39% in Ky. had symptoms of an anxiety or depressive disorder Feb. 3-15; community mental health centers can help them

Steve Shannon

By Steve Shannon
Kentucky Association of Regional Programs

The hurt is real for the people of Kentucky and across the globe. The mental anguish of isolation, remote learning, loss of life, economic contraction and joblessness weigh heavy on the minds of all of us. Kentuckians are a tough group who have seen good times and our fair share of bad times. None of are immune to the mental strains from the fallout of the pandemic; 39% of Kentuckians had symptoms of an anxiety or depressive disorder from Feb. 3 through 15, according to the Centers for Disease Control and Prevention.

Try as some might, it is impossible to hide from these feelings. It is best to address them head on with the help of professionals. Thankfully, there is a mental health safety net available to all Kentuckians regardless of means.

After President Kennedy signed the Community Mental Health Act in 1963, Kentucky became a trailblazer in creating a statewide network of community mental health centers. The state’s 14 regional CMHCs meet the needs of individuals who require services for mental illness, addiction or developmental or intellectual disabilities by ensuring access to a comprehensive and high-quality system of integrated primary/behavioral healthcare. They serve as the only providers for those who cannot pay or do not have insurance. This mission is more important than ever in a time of despair for so many and when one in three Kentuckians now rely on Medicaid.

CMHCs continue to maintain their workforce amid tight budgets strained by pension payments, playing a critical role in several ways. Staff continues to provide crisis services to the severely mentally ill. The centers redoubled their efforts when admissions to state psychiatric hospitals were halted due to outbreak in those facilities.

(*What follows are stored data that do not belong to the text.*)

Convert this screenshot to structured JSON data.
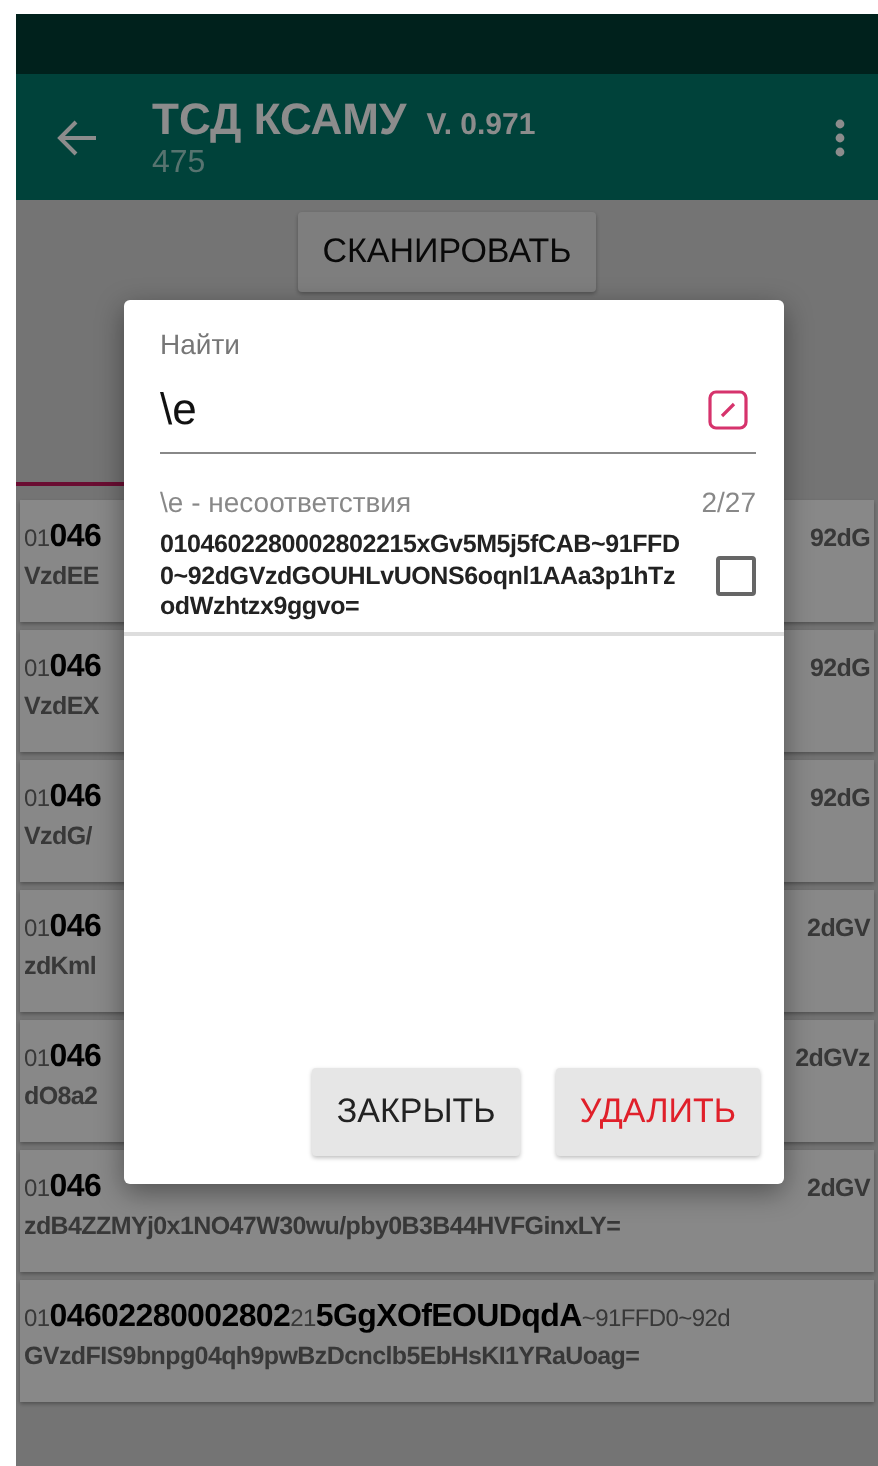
{
  "app_bar": {
    "title": "ТСД КСАМУ",
    "version": "V. 0.971",
    "subtitle": "475"
  },
  "scan_button": "СКАНИРОВАТЬ",
  "cards": [
    {
      "line1": "01**046**",
      "tail": "92dG",
      "line2": "VzdEE"
    },
    {
      "line1": "01**046**",
      "tail": "92dG",
      "line2": "VzdEX"
    },
    {
      "line1": "01**046**",
      "tail": "92dG",
      "line2": "VzdG/"
    },
    {
      "line1": "01**046**",
      "tail": "2dGV",
      "line2": "zdKml"
    },
    {
      "line1": "01**046**",
      "tail": "2dGVz",
      "line2": "dO8a2"
    },
    {
      "line1": "01**046**",
      "tail": "2dGV",
      "line2": "zdB4ZZMYj0x1NO47W30wu/pby0B3B44HVFGinxLY="
    },
    {
      "line1": "01**04602280002802**21**5GgXOfEOUDqdA**~91FFD0~92d",
      "line2": "GVzdFIS9bnpg04qh9pwBzDcnclb5EbHsKI1YRaUoag="
    }
  ],
  "dialog": {
    "label": "Найти",
    "query": "\\e",
    "filter_label": "\\e - несоответствия",
    "count": "2/27",
    "results": [
      {
        "code": "0104602280002802215xGv5M5j5fCAB~91FFD0~92dGVzdGOUHLvUONS6oqnl1AAa3p1hTzodWzhtzx9ggvo=",
        "checked": false
      }
    ],
    "buttons": [
      {
        "label": "ЗАКРЫТЬ",
        "kind": "neutral"
      },
      {
        "label": "УДАЛИТЬ",
        "kind": "danger"
      }
    ]
  }
}
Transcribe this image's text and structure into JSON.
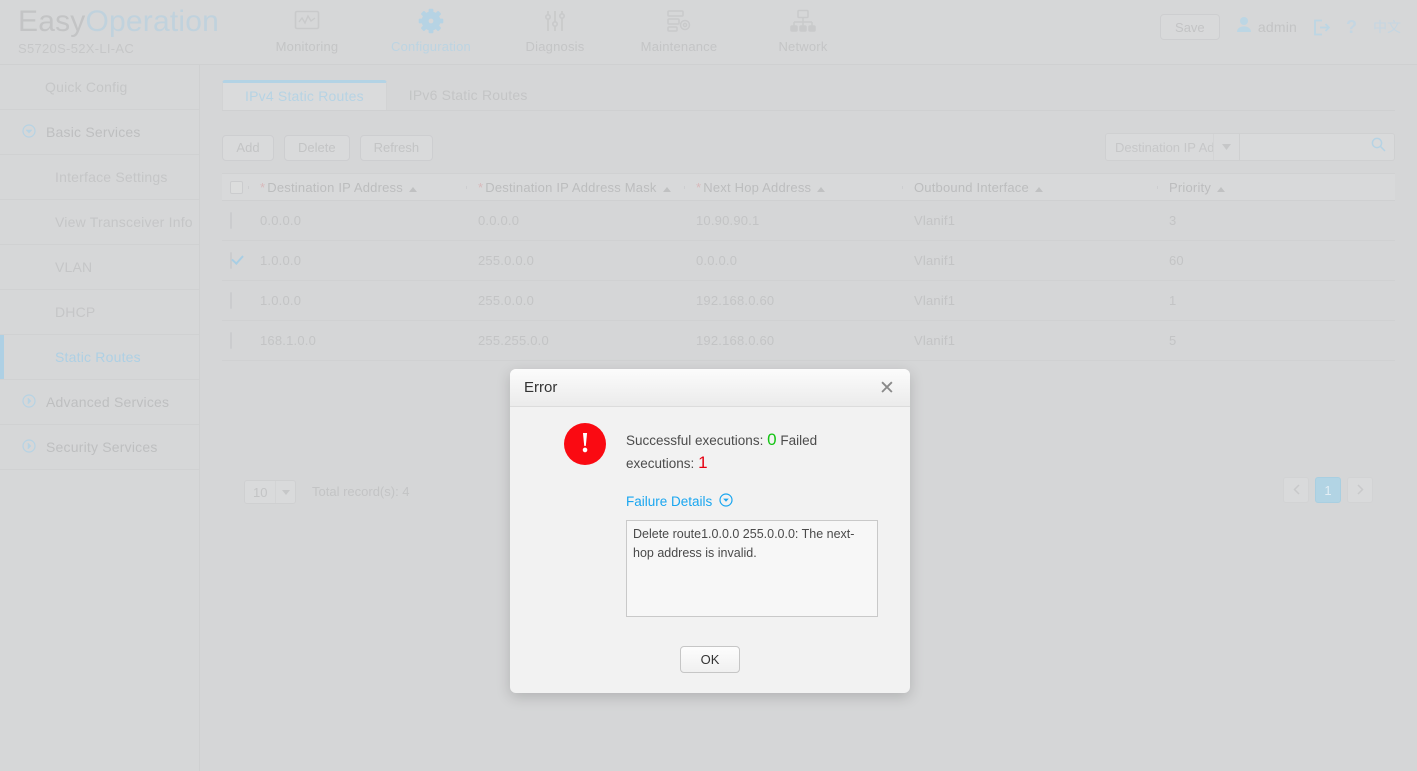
{
  "header": {
    "brand_easy": "Easy",
    "brand_operation": "Operation",
    "device_model": "S5720S-52X-LI-AC",
    "nav": [
      {
        "label": "Monitoring",
        "icon": "monitor-icon",
        "active": false
      },
      {
        "label": "Configuration",
        "icon": "gear-icon",
        "active": true
      },
      {
        "label": "Diagnosis",
        "icon": "sliders-icon",
        "active": false
      },
      {
        "label": "Maintenance",
        "icon": "server-gear-icon",
        "active": false
      },
      {
        "label": "Network",
        "icon": "network-topology-icon",
        "active": false
      }
    ],
    "save_label": "Save",
    "user_name": "admin",
    "logout_icon": "logout-icon",
    "help_icon": "help-icon",
    "language_label": "中文"
  },
  "sidebar": {
    "items": [
      {
        "label": "Quick Config",
        "level": 2,
        "active": false,
        "arrow": ""
      },
      {
        "label": "Basic Services",
        "level": 1,
        "active": false,
        "arrow": "down"
      },
      {
        "label": "Interface Settings",
        "level": 2,
        "active": false,
        "arrow": ""
      },
      {
        "label": "View Transceiver Info",
        "level": 2,
        "active": false,
        "arrow": ""
      },
      {
        "label": "VLAN",
        "level": 2,
        "active": false,
        "arrow": ""
      },
      {
        "label": "DHCP",
        "level": 2,
        "active": false,
        "arrow": ""
      },
      {
        "label": "Static Routes",
        "level": 2,
        "active": true,
        "arrow": ""
      },
      {
        "label": "Advanced Services",
        "level": 1,
        "active": false,
        "arrow": "right"
      },
      {
        "label": "Security Services",
        "level": 1,
        "active": false,
        "arrow": "right"
      }
    ]
  },
  "main": {
    "tabs": [
      {
        "label": "IPv4 Static Routes",
        "active": true
      },
      {
        "label": "IPv6 Static Routes",
        "active": false
      }
    ],
    "toolbar": {
      "add_label": "Add",
      "delete_label": "Delete",
      "refresh_label": "Refresh",
      "search_field_label": "Destination IP Add",
      "search_value": "",
      "search_placeholder": "",
      "search_icon": "search-icon",
      "caret_icon": "chevron-down-icon"
    },
    "table": {
      "columns": [
        {
          "label": "Destination IP Address",
          "required": true,
          "sortable": true
        },
        {
          "label": "Destination IP Address Mask",
          "required": true,
          "sortable": true
        },
        {
          "label": "Next Hop Address",
          "required": true,
          "sortable": true
        },
        {
          "label": "Outbound Interface",
          "required": false,
          "sortable": true
        },
        {
          "label": "Priority",
          "required": false,
          "sortable": true
        }
      ],
      "rows": [
        {
          "checked": false,
          "destination": "0.0.0.0",
          "mask": "0.0.0.0",
          "next_hop": "10.90.90.1",
          "interface": "Vlanif1",
          "priority": "3"
        },
        {
          "checked": true,
          "destination": "1.0.0.0",
          "mask": "255.0.0.0",
          "next_hop": "0.0.0.0",
          "interface": "Vlanif1",
          "priority": "60"
        },
        {
          "checked": false,
          "destination": "1.0.0.0",
          "mask": "255.0.0.0",
          "next_hop": "192.168.0.60",
          "interface": "Vlanif1",
          "priority": "1"
        },
        {
          "checked": false,
          "destination": "168.1.0.0",
          "mask": "255.255.0.0",
          "next_hop": "192.168.0.60",
          "interface": "Vlanif1",
          "priority": "5"
        }
      ]
    },
    "footer": {
      "page_size": "10",
      "total_label": "Total record(s): 4",
      "prev_icon": "chevron-left-icon",
      "next_icon": "chevron-right-icon",
      "current_page": "1"
    }
  },
  "dialog": {
    "title": "Error",
    "close_icon": "close-icon",
    "status_icon": "error-exclamation-icon",
    "success_label": "Successful executions:",
    "success_count": "0",
    "failed_label": "Failed executions:",
    "failed_count": "1",
    "details_link_label": "Failure Details",
    "details_toggle_icon": "chevron-down-circle-icon",
    "details_text": "Delete route1.0.0.0 255.0.0.0: The next-hop address is invalid.",
    "ok_label": "OK"
  },
  "colors": {
    "accent_blue": "#1aa6f0",
    "error_red": "#fa0a12",
    "success_green": "#14c414",
    "page_bg": "#d5d6d7",
    "dialog_bg": "#f2f2f2"
  }
}
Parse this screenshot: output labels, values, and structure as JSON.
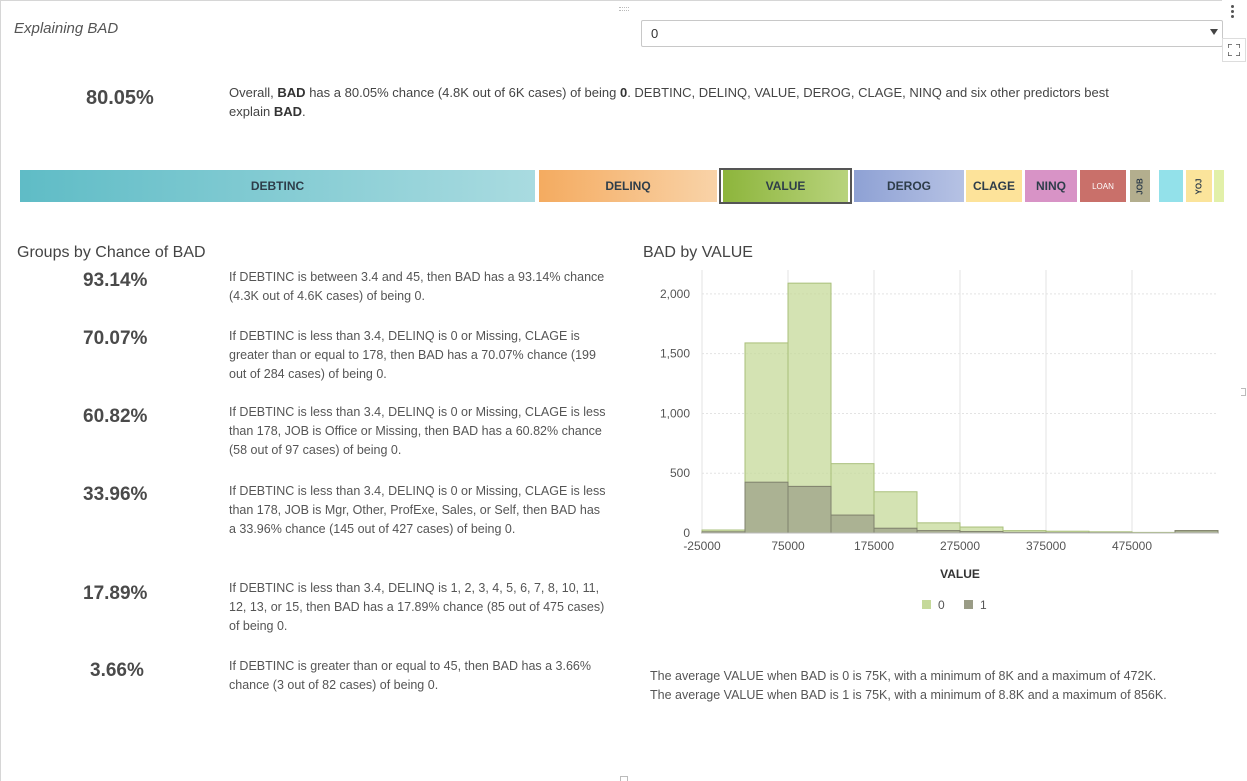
{
  "header": {
    "title": "Explaining BAD",
    "select_value": "0"
  },
  "overall": {
    "percent": "80.05%",
    "text_parts": [
      "Overall, ",
      "BAD",
      " has a 80.05% chance (4.8K out of 6K cases) of being ",
      "0",
      ". DEBTINC, DELINQ, VALUE, DEROG, CLAGE, NINQ and six other predictors best explain ",
      "BAD",
      "."
    ]
  },
  "predictors": [
    {
      "label": "DEBTINC",
      "from": "#5fbcc6",
      "to": "#a9dbe0"
    },
    {
      "label": "DELINQ",
      "from": "#f4ab60",
      "to": "#f9d3a8"
    },
    {
      "label": "VALUE",
      "from": "#8db53c",
      "to": "#b8d37c",
      "selected": true
    },
    {
      "label": "DEROG",
      "from": "#8ea1d4",
      "to": "#b6c2e4"
    },
    {
      "label": "CLAGE",
      "from": "#fde39a",
      "to": "#fde39a"
    },
    {
      "label": "NINQ",
      "from": "#d893c6",
      "to": "#d893c6"
    },
    {
      "label": "LOAN",
      "from": "#c9706a",
      "to": "#c9706a"
    },
    {
      "label": "JOB",
      "from": "#b3ae8e",
      "to": "#b3ae8e"
    },
    {
      "label": "",
      "from": "#93e1ea",
      "to": "#93e1ea"
    },
    {
      "label": "YOJ",
      "from": "#fbe49b",
      "to": "#fbe49b"
    },
    {
      "label": "",
      "from": "#e2f0a9",
      "to": "#e2f0a9"
    }
  ],
  "groups": {
    "title": "Groups by Chance of BAD",
    "items": [
      {
        "percent": "93.14%",
        "text": "If DEBTINC is between 3.4 and 45, then BAD has a 93.14% chance (4.3K out of 4.6K cases) of being 0."
      },
      {
        "percent": "70.07%",
        "text": "If DEBTINC is less than 3.4, DELINQ is 0 or Missing, CLAGE is greater than or equal to 178, then BAD has a 70.07% chance (199 out of 284 cases) of being 0."
      },
      {
        "percent": "60.82%",
        "text": "If DEBTINC is less than 3.4, DELINQ is 0 or Missing, CLAGE is less than 178, JOB is Office or Missing, then BAD has a 60.82% chance (58 out of 97 cases) of being 0."
      },
      {
        "percent": "33.96%",
        "text": "If DEBTINC is less than 3.4, DELINQ is 0 or Missing, CLAGE is less than 178, JOB is Mgr, Other, ProfExe, Sales, or Self, then BAD has a 33.96% chance (145 out of 427 cases) of being 0."
      },
      {
        "percent": "17.89%",
        "text": "If DEBTINC is less than 3.4, DELINQ is 1, 2, 3, 4, 5, 6, 7, 8, 10, 11, 12, 13, or 15, then BAD has a 17.89% chance (85 out of 475 cases) of being 0."
      },
      {
        "percent": "3.66%",
        "text": "If DEBTINC is greater than or equal to 45, then BAD has a 3.66% chance (3 out of 82 cases) of being 0."
      }
    ]
  },
  "chart_data": {
    "type": "bar",
    "title": "BAD by VALUE",
    "xlabel": "VALUE",
    "ylabel": "",
    "xlim": [
      -25000,
      575000
    ],
    "ylim": [
      0,
      2200
    ],
    "x_ticks": [
      "-25000",
      "75000",
      "175000",
      "275000",
      "375000",
      "475000"
    ],
    "x_tick_values": [
      -25000,
      75000,
      175000,
      275000,
      375000,
      475000
    ],
    "y_ticks": [
      "0",
      "500",
      "1,000",
      "1,500",
      "2,000"
    ],
    "y_tick_values": [
      0,
      500,
      1000,
      1500,
      2000
    ],
    "bin_edges": [
      -25000,
      25000,
      75000,
      125000,
      175000,
      225000,
      275000,
      325000,
      375000,
      425000,
      475000,
      525000,
      575000
    ],
    "series": [
      {
        "name": "0",
        "color": "#c5d99a",
        "values": [
          25,
          1590,
          2090,
          580,
          345,
          85,
          50,
          20,
          15,
          10,
          5,
          20
        ]
      },
      {
        "name": "1",
        "color": "#9a9c86",
        "values": [
          10,
          425,
          390,
          150,
          40,
          20,
          12,
          5,
          3,
          2,
          0,
          20
        ]
      }
    ],
    "legend": "bottom-center",
    "grid": true
  },
  "summary": {
    "line1": "The average VALUE when BAD is 0 is 75K, with a minimum of 8K and a maximum of 472K.",
    "line2": "The average VALUE when BAD is 1 is 75K, with a minimum of 8.8K and a maximum of 856K."
  },
  "icons": {
    "menu": "kebab-menu-icon",
    "maximize": "maximize-icon",
    "dropdown": "chevron-down-icon"
  }
}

CMHCs maintain their 24/7 capabilities to address the needs of individuals in a crisis. Beyond that, they doubled down to provide critical crisis-intervention Training courses for law-enforcement officials, clergy, and other community partners. The 40-hour program teaches police and others verbal de-escalation and active listening. The program has decreased the number of injuries to law enforcement officers and the public in cases where someone may have a mental illness, substance use disorder, intellectual disability, or dual diagnosis. Crisis-intervention training has proven to be a best practice model for jail diversion of people with mental illness, and this was more important than ever to prevent overcrowding in jails and prisons.

The intellectual and developmental disabilities teams continue to support some of Kentucky’s most vulnerable citizens in residential settings. Substance use disorder treatment teams increased their efforts to help our neighbors battle their addiction and find a path to reach (and stay) in recovery, including expanded telehealth and residential treatment. These programs have helped attack the commonwealth’s rising overdose rate head-on.

Many know that youth, who are used to routines have been thrown for a loop. CMHC therapists and school-based staff support children and families as they navigate virtual classrooms and the isolation from classmates and coworkers. As more schools and larger districts return to classes, trained specialists from all the CMHC regions continue to work with their education partners to ensure kids stay connected and in a positive mental state.

Any Kentuckian who requires services for mental illness, substance use disorder, or developmental or intellectual disabilities should not hesitate to reach out to the center nearest them.

Steve Shannon is executive director of the Kentucky Association of Regional Programs, the nonprofit representing community mental health centers.